Catastrophic rupture of lunar rocks: Implications for lunar rock size-frequency distributions

TL;DR

This study models lunar rock size distributions over time, revealing how impact shattering transforms distributions from power-law to exponential and enabling estimates of surface age and initial block abundance.

Contribution

The paper updates a lunar rock evolution model with new impact data and shattering functions, providing improved estimates of rock size distributions and surface ages.

Findings

Block size distributions evolve from power-law to exponential with age.

Impact shattering rates are roughly twice as fast as previous estimates.

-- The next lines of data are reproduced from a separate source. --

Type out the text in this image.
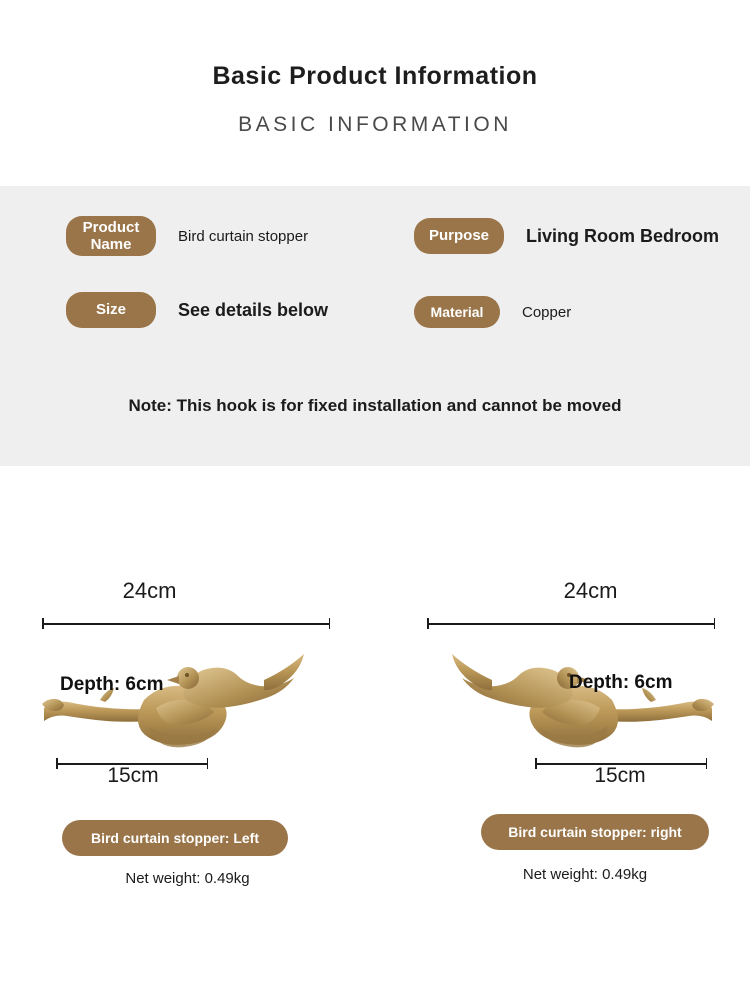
Basic Product Information
BASIC INFORMATION
Product
Name	Bird curtain stopper
Size	See details below
Purpose	Living Room Bedroom
Material	Copper
Note: This hook is for fixed installation and cannot be moved
24cm
Depth: 6cm
15cm
Bird curtain stopper: Left
Net weight: 0.49kg
24cm
Depth: 6cm
15cm
Bird curtain stopper: right
Net weight: 0.49kg
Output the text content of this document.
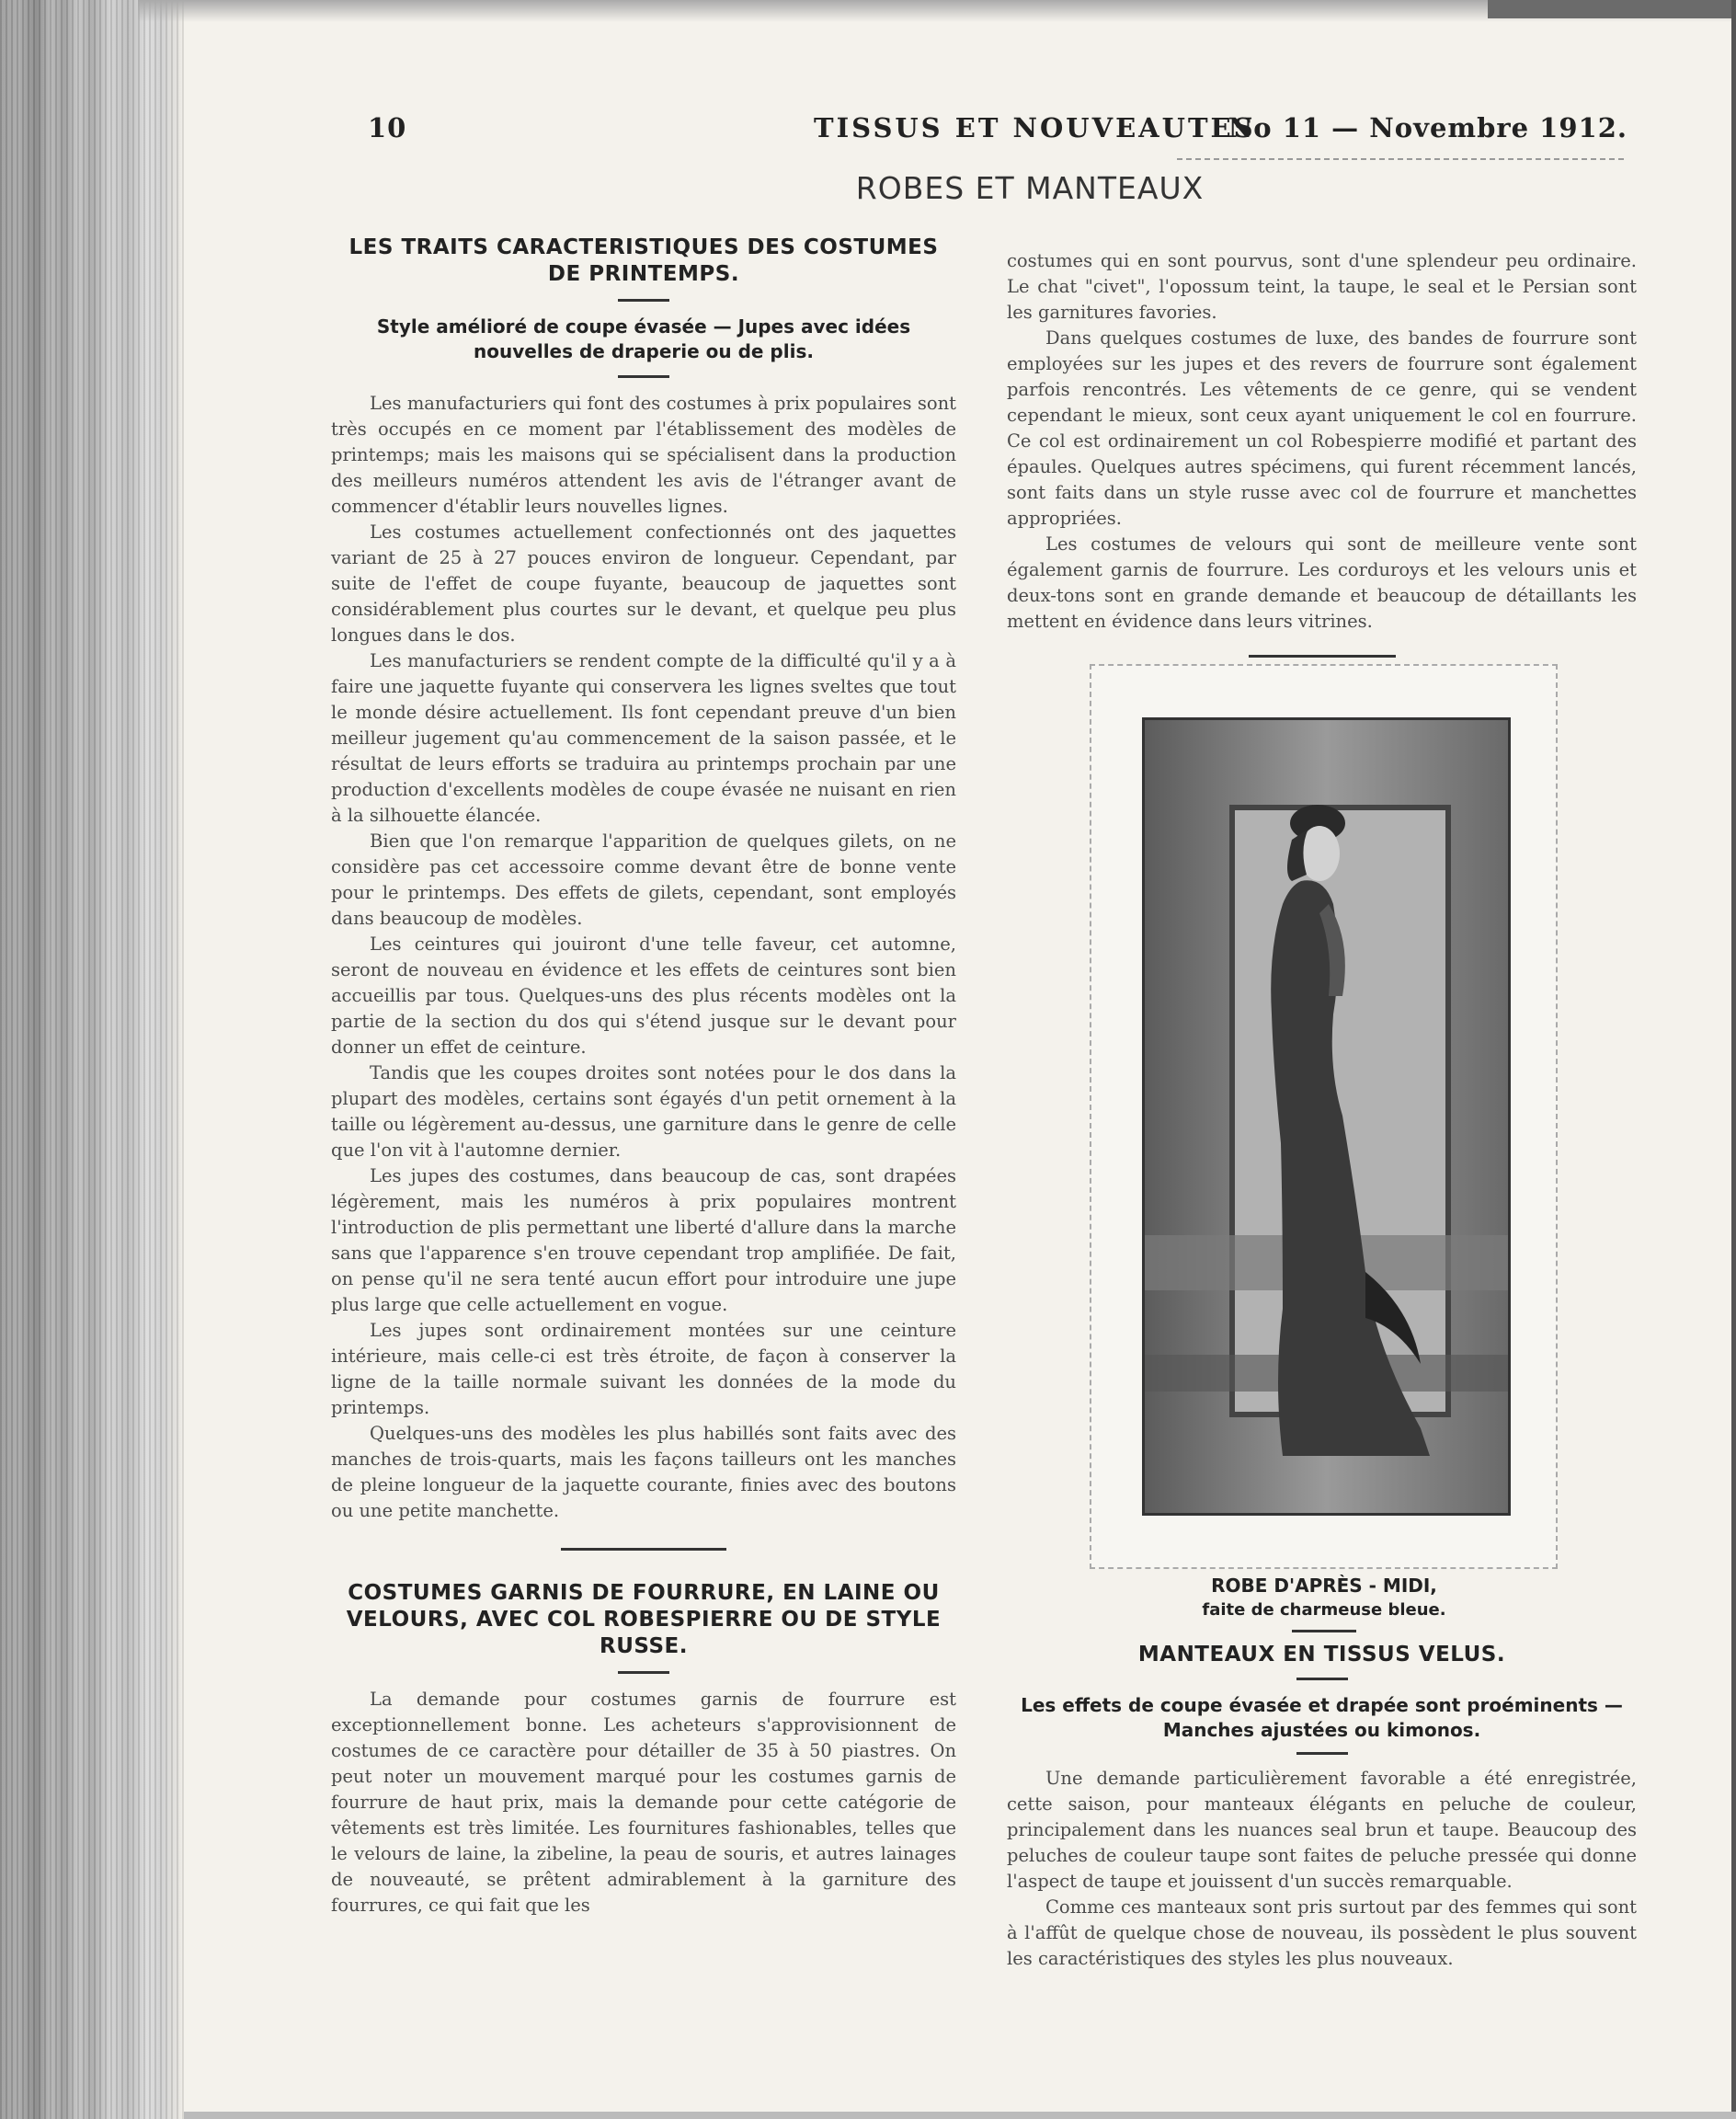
10	TISSUS ET NOUVEAUTES
No 11 — Novembre 1912.
ROBES ET MANTEAUX
LES TRAITS CARACTERISTIQUES DES COSTUMES DE PRINTEMPS.
Style amélioré de coupe évasée — Jupes avec idées nouvelles de draperie ou de plis.

Les manufacturiers qui font des costumes à prix populaires sont très occupés en ce moment par l'établissement des modèles de printemps; mais les maisons qui se spécialisent dans la production des meilleurs numéros attendent les avis de l'étranger avant de commencer d'établir leurs nouvelles lignes.

Les costumes actuellement confectionnés ont des jaquettes variant de 25 à 27 pouces environ de longueur. Cependant, par suite de l'effet de coupe fuyante, beaucoup de jaquettes sont considérablement plus courtes sur le devant, et quelque peu plus longues dans le dos.

Les manufacturiers se rendent compte de la difficulté qu'il y a à faire une jaquette fuyante qui conservera les lignes sveltes que tout le monde désire actuellement. Ils font cependant preuve d'un bien meilleur jugement qu'au commencement de la saison passée, et le résultat de leurs efforts se traduira au printemps prochain par une production d'excellents modèles de coupe évasée ne nuisant en rien à la silhouette élancée.

Bien que l'on remarque l'apparition de quelques gilets, on ne considère pas cet accessoire comme devant être de bonne vente pour le printemps. Des effets de gilets, cependant, sont employés dans beaucoup de modèles.

Les ceintures qui jouiront d'une telle faveur, cet automne, seront de nouveau en évidence et les effets de ceintures sont bien accueillis par tous. Quelques-uns des plus récents modèles ont la partie de la section du dos qui s'étend jusque sur le devant pour donner un effet de ceinture.

Tandis que les coupes droites sont notées pour le dos dans la plupart des modèles, certains sont égayés d'un petit ornement à la taille ou légèrement au-dessus, une garniture dans le genre de celle que l'on vit à l'automne dernier.

Les jupes des costumes, dans beaucoup de cas, sont drapées légèrement, mais les numéros à prix populaires montrent l'introduction de plis permettant une liberté d'allure dans la marche sans que l'apparence s'en trouve cependant trop amplifiée. De fait, on pense qu'il ne sera tenté aucun effort pour introduire une jupe plus large que celle actuellement en vogue.

Les jupes sont ordinairement montées sur une ceinture intérieure, mais celle-ci est très étroite, de façon à conserver la ligne de la taille normale suivant les données de la mode du printemps.

Quelques-uns des modèles les plus habillés sont faits avec des manches de trois-quarts, mais les façons tailleurs ont les manches de pleine longueur de la jaquette courante, finies avec des boutons ou une petite manchette.

COSTUMES GARNIS DE FOURRURE, EN LAINE OU VELOURS, AVEC COL ROBESPIERRE OU DE STYLE RUSSE.

La demande pour costumes garnis de fourrure est exceptionnellement bonne. Les acheteurs s'approvisionnent de costumes de ce caractère pour détailler de 35 à 50 piastres. On peut noter un mouvement marqué pour les costumes garnis de fourrure de haut prix, mais la demande pour cette catégorie de vêtements est très limitée. Les fournitures fashionables, telles que le velours de laine, la zibeline, la peau de souris, et autres lainages de nouveauté, se prêtent admirablement à la garniture des fourrures, ce qui fait que les

costumes qui en sont pourvus, sont d'une splendeur peu ordinaire. Le chat "civet", l'opossum teint, la taupe, le seal et le Persian sont les garnitures favories.

Dans quelques costumes de luxe, des bandes de fourrure sont employées sur les jupes et des revers de fourrure sont également parfois rencontrés. Les vêtements de ce genre, qui se vendent cependant le mieux, sont ceux ayant uniquement le col en fourrure. Ce col est ordinairement un col Robespierre modifié et partant des épaules. Quelques autres spécimens, qui furent récemment lancés, sont faits dans un style russe avec col de fourrure et manchettes appropriées.

Les costumes de velours qui sont de meilleure vente sont également garnis de fourrure. Les corduroys et les velours unis et deux-tons sont en grande demande et beaucoup de détaillants les mettent en évidence dans leurs vitrines.

ROBE D'APRÈS - MIDI,
faite de charmeuse bleue.
MANTEAUX EN TISSUS VELUS.
Les effets de coupe évasée et drapée sont proéminents — Manches ajustées ou kimonos.

Une demande particulièrement favorable a été enregistrée, cette saison, pour manteaux élégants en peluche de couleur, principalement dans les nuances seal brun et taupe. Beaucoup des peluches de couleur taupe sont faites de peluche pressée qui donne l'aspect de taupe et jouissent d'un succès remarquable.

Comme ces manteaux sont pris surtout par des femmes qui sont à l'affût de quelque chose de nouveau, ils possèdent le plus souvent les caractéristiques des styles les plus nouveaux.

The model allows estimation of surface exposure ages from size-frequency data.

Abstract

Like many airless planetary surfaces, the surface of the Moon is scattered by populations of blocks and smaller boulders. These features decrease in abundance with increasing exposure time due to comminution by impact bombardment and produce regolith. Here we model the evolution of block size-frequency distributions by updating the model of Hoerz et al. (1975) with new input functions: the size-frequency distributions of cm-scale meteoroids observed over the last few tens of years and a rock impact shattering function. The impact shattering function is calibrated using measurements of a lunar block size-frequency distribution of known age. We find that cumulative block size-frequency distributions change with time from a power-law for young populations (<~50 Myr) to an exponential distribution for older populations. The new destruction rates are within the uncertainty of the original model, although, for sizes >5 cm, two times faster than the original best estimate. The faster rates are broadly consistent with observations reported by other studies. Since the input functions are known for small rock sizes, the rock abundance can be determined theoretically at sizes below the current image spatial resolution (0.5 m). Surface exposure age of block fields can be estimated together with the initial block abundance from the measurement of block size-frequency distributions.